Un giorno prima, il 22, sarà la Svezia a svelare il suo candidato tra Boy from Heaven di Tarik Saleh, Zlatan di Jens Sjögren e Nelly & Nadine di Magnus Gertten. Resta fuori, da regolamento, Triangle of Sadness di Ruben Östlund, vincitore della Palma d’Oro a Cannes, che essendo parlato in inglese non può gareggiare nella categoria, ma sembra lanciato nella partita principale (film, regia, sceneggiatura).

La Danimarca dirà la sua il 27: in gara ci sono As in Heaven di Tea Lindeburg, Forever di Frelle Petersen e Holy Spider di Ali Abbasi. La Romania sta selezionando il suo titolo tra Blue Moon di Alina Grigore, The Wishing Tree: Childhood Memories di Andrei Hutuleac, Immaculate di Monica Stan e George Chiper, Metronom di Alexandru Belc, Miracle di Bogdan George Apetri e R.M.N. di Cristian Mungiu.

Finora sono 44 i paesi che hanno espresso un candidato. La Spagna lancia Alcarràs di Carla Simón, Orso d’Oro a Berlino.

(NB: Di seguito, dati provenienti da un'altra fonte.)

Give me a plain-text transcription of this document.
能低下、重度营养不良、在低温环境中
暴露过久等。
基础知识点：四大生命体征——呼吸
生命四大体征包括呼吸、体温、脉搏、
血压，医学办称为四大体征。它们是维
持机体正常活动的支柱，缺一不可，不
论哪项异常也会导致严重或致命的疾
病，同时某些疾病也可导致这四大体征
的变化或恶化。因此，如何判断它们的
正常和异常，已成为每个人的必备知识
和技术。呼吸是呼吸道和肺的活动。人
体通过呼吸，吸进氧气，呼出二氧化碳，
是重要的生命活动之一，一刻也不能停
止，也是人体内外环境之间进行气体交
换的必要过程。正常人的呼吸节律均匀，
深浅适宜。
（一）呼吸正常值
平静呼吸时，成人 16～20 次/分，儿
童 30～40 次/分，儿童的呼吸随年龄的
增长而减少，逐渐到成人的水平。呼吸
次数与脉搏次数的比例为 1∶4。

Il Belgio porta Close di Lukas Dhont, vincitore del Grand Prix a Cannes; la Polonia punta su EO del maestro Jerzy Skolimowski. L’Austria ci prova con il biopic su Sissi, Corsage di Marie Kreutzer, forte anche dell’interpretazione di Vicky Krieps.

Alcarràs

La Germania si affida al kolossal Netflix All Quiet on the Western Front di Edward Berger. La Repubblica Ceca schiera Il Boemo, biopic firmato Petr Václav. Girl Picture di Alli Haapasalo, visto al Sundance 2022, è la scelta della Finlandia. e attenzione all’Ucraina che porta Klondike di Maryna Er Gorbach, passato anche questo al festival indie americano.

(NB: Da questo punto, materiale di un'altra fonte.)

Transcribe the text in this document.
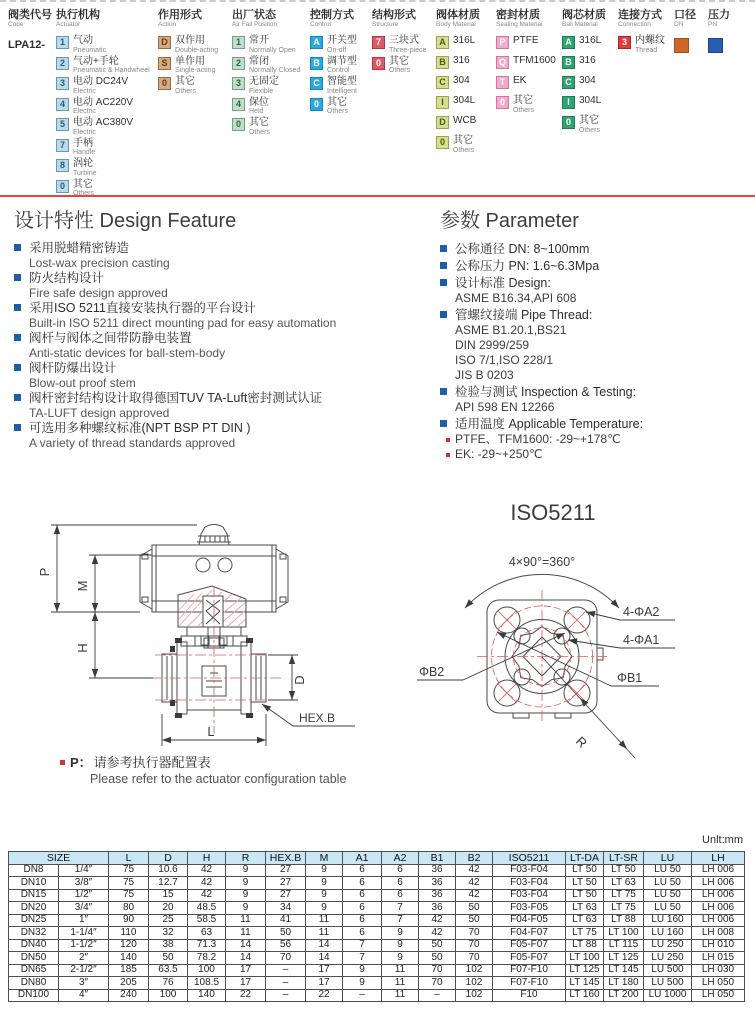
阀类代号
Code
LPA12-
执行机构
Actuator
1 气动
Pneumatic
2 气动+手轮
Pneumatic & Handwheel
3 电动 DC24V
Electric
4 电动 AC220V
Electric
5 电动 AC380V
Electric
7 手柄
Handle
8 涡轮
Turbine
0 其它
Others
作用形式
Action
D 双作用
Double-acting
S 单作用
Single-acting
0 其它
Others
出厂状态
Air Fail Position
1 常开
Normally Open
2 常闭
Normally Closed
3 无固定
Flexible
4 保位
Held
0 其它
Others
控制方式
Control
A 开关型
On-off
B 调节型
Control
C 智能型
Intelligent
0 其它
Others
结构形式
Structure
7 三块式
Three-piece
0 其它
Others
阀体材质
Body Material
A 316L
B 316
C 304
I 304L
D WCB
0 其它
Others
密封材质
Sealing Material
P PTFE
Q TFM1600
T EK
0 其它
Others
阀芯材质
Ball Material
A 316L
B 316
C 304
I 304L
0 其它
Others
连接方式
Connection
3 内螺纹
Thread
口径
DN
压力
PN
设计特性 Design Feature
采用脱蜡精密铸造
Lost-wax precision casting
防火结构设计
Fire safe design approved
采用ISO 5211直接安装执行器的平台设计
Built-in ISO 5211 direct mounting pad for easy automation
阀杆与阀体之间带防静电装置
Anti-static devices for ball-stem-body
阀杆防爆出设计
Blow-out proof stem
阀杆密封结构设计取得德国TUV TA-Luft密封测试认证
TA-LUFT design approved
可选用多种螺纹标准(NPT BSP PT DIN )
A variety of thread standards approved
参数 Parameter
公称通径 DN: 8~100mm
公称压力 PN: 1.6~6.3Mpa
设计标准 Design:
ASME B16.34,API 608
管螺纹接端 Pipe Thread:
ASME B1.20.1,BS21
DIN 2999/259
ISO 7/1,ISO 228/1
JIS B 0203
检验与测试 Inspection & Testing:
API 598 EN 12266
适用温度 Applicable Temperature:
PTFE、TFM1600: -29~+178℃
EK: -29~+250℃
P
M
H
D
L
HEX.B
ISO5211
4×90°=360°
4-ΦA2
4-ΦA1
ΦB2	ΦB1
R
P： 请参考执行器配置表
Please refer to the actuator configuration table
Unlt:mm
SIZE		L	D	H	R	HEX.B	M	A1	A2	B1	B2	ISO5211	LT-DA	LT-SR	LU	LH
DN8	1/4″	75	10.6	42	9	27	9	6	6	36	42	F03-F04	LT 50	LT 50	LU 50	LH 006
DN10	3/8″	75	12.7	42	9	27	9	6	6	36	42	F03-F04	LT 50	LT 63	LU 50	LH 006
DN15	1/2″	75	15	42	9	27	9	6	6	36	42	F03-F04	LT 50	LT 75	LU 50	LH 006
DN20	3/4″	80	20	48.5	9	34	9	6	7	36	50	F03-F05	LT 63	LT 75	LU 50	LH 006
DN25	1″	90	25	58.5	11	41	11	6	7	42	50	F04-F05	LT 63	LT 88	LU 160	LH 006
DN32	1-1/4″	110	32	63	11	50	11	6	9	42	70	F04-F07	LT 75	LT 100	LU 160	LH 008
DN40	1-1/2″	120	38	71.3	14	56	14	7	9	50	70	F05-F07	LT 88	LT 115	LU 250	LH 010
DN50	2″	140	50	78.2	14	70	14	7	9	50	70	F05-F07	LT 100	LT 125	LU 250	LH 015
DN65	2-1/2″	185	63.5	100	17	–	17	9	11	70	102	F07-F10	LT 125	LT 145	LU 500	LH 030
DN80	3″	205	76	108.5	17	–	17	9	11	70	102	F07-F10	LT 145	LT 180	LU 500	LH 050
DN100	4″	240	100	140	22	–	22	–	11	–	102	F10	LT 160	LT 200	LU 1000	LH 050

Il Giappone, vincitore in carica grazie a Drive My Car, propone Plan 75 di Chie Hayakawa, sul ruolo degli anziani nella società nipponica. L’Iran punta su World War III di Houman Seyyedi, fresco trionfatore a Orizzonti 2022. Nos frangins di Rachid Bouchareb è la scelta dell’Algeria. Il Canada si lancia in un’operazione alla Flee, proponendo il documentario animato Eternal Spring di Jason Loftus. L'India ci crede e punta sull'evocativo e semiautobiografico Last Film Show di Pan Nalin.

E c’è già il film che, a detta degli esperti, si è già assicurato un posto in cinquina: Decision to Leave di Park Chan-wook, che corre per la Corea del Sud.

E la Russia? Il comitato preposto vorrebbe selezionare un titolo, nonostante uno dei cineasti più influenti del sistema russo, Nikita Mikhalkov, sostiene che "scegliere un film che rappresenterà la Russia in un paese che, di fatto, ora nega l'esistenza della Russia, è semplicemente inutile".

Curiosità: per la prima volta nella storia dell’Oscar, l’Uganda propone un film, Tembele di Morris Mugisha. Come l’anno scorso il Bhutan, che alla fine entrò in cinquina con Lunana, nello stupore generale.